Phnom Penh is the capital of Cambodia. It’s such an ugly city! lol It doesn’t have the feel of the capital city at all. There’s not much to see here. There’s the Royal Palace, the Independence Monument and a couple of markets. The river front, with all the restaurants and cafes, is the saving grace of the city.
Having said that, it’s a must visit on any trip to Cambodia for the Killing Fields just outside the city. I hadn’t heard about the Killing fields and the Khmer Rouge until 2 weeks before I was to come to Cambodia. And from what I’ve noticed not many travelers knew about it until they decided to visit this country.
Khmer rouge was the name given to the followers of the communist party of Cambodia, led by then Prime Minister Pol Pot, who ruled “Democratic Kampuchea” for 4yrs from 1975 to 1979. In these years, in the name of ‘equality for all’ and ‘self sufficiency’, the regime orchestrated a genocide against it’s own people and introduced ‘social engineering’ policies that resulted in deaths from famine and wide spread disease It is believed that in these 4years, roughly around 2 million people (from a population of only 8 million!) had died. Of this 2 million, around 1.4million are estimated to have been executed in over 20,000 killing fields spread across Cambodia, one of which is found around Phnom Penh. Even after the Khmer rouge were defeated and ousted from the country they continued to rule remotely for another 20years while the west still recognized them as the rightful leader of Cambodia. It is shocking to know that such a thing happened, just a few years before I was born. It was so recent but still it isn’t something that people have been made aware of.
To see mass graves, the Killing Tree where children and infants were killed by being smashed against it (because their parents were accused & killed for make-believe crime and the regime didn’t want the kids growing up and seeking revenge), to see the towering display of skulls of the victims leaves you speechless.
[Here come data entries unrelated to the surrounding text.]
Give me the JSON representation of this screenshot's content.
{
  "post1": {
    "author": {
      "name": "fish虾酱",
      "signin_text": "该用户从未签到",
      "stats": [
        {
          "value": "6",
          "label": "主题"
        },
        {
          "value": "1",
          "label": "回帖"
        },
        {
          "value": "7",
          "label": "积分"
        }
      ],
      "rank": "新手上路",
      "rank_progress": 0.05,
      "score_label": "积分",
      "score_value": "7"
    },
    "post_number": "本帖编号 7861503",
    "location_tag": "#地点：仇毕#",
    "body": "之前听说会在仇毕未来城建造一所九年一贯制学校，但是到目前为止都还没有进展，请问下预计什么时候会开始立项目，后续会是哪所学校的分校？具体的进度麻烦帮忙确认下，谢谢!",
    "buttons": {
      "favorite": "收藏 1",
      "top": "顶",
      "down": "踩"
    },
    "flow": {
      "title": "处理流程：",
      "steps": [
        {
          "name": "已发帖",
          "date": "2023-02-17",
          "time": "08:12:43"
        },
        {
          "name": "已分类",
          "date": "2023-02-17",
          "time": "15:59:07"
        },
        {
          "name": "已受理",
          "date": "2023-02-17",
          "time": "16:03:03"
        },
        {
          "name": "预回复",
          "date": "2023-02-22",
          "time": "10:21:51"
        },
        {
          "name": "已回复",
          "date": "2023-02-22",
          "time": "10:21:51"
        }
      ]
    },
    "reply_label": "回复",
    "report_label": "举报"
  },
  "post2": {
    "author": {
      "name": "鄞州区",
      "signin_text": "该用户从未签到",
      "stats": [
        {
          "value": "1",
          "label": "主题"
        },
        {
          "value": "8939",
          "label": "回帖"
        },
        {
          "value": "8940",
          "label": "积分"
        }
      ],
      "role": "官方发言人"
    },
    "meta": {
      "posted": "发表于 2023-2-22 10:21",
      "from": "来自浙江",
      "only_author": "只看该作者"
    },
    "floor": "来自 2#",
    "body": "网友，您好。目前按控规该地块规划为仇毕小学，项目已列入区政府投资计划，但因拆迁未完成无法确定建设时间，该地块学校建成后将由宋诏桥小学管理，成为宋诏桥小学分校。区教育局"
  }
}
There are signs throughout the fields warning people that bones from the graves resurface even to this date and ‘to not step on bones’ which it more real. I don’t think it has sunk in for me yet. We know genocides have happened in the past, we’ve learnt about them or read about them. But something so recent that the world is oblivious to is particularly harsh.
There’s also a museum in the city called Tuol Sleng which is a former school that was turned into a prison and torture center. The stories of victims are terrifying. The testimonies of people who worked for the Khmer Rouge revolting. I read testimonies where those who worked for the regime said that they had no choice but to do as they were told. Not doing so would have meant death for them. I think there’s always a choice. In this case it was a choice between death for yourself Vs a life where you kill and torture thousands of your fellow countrymen. I know what I would have chosen.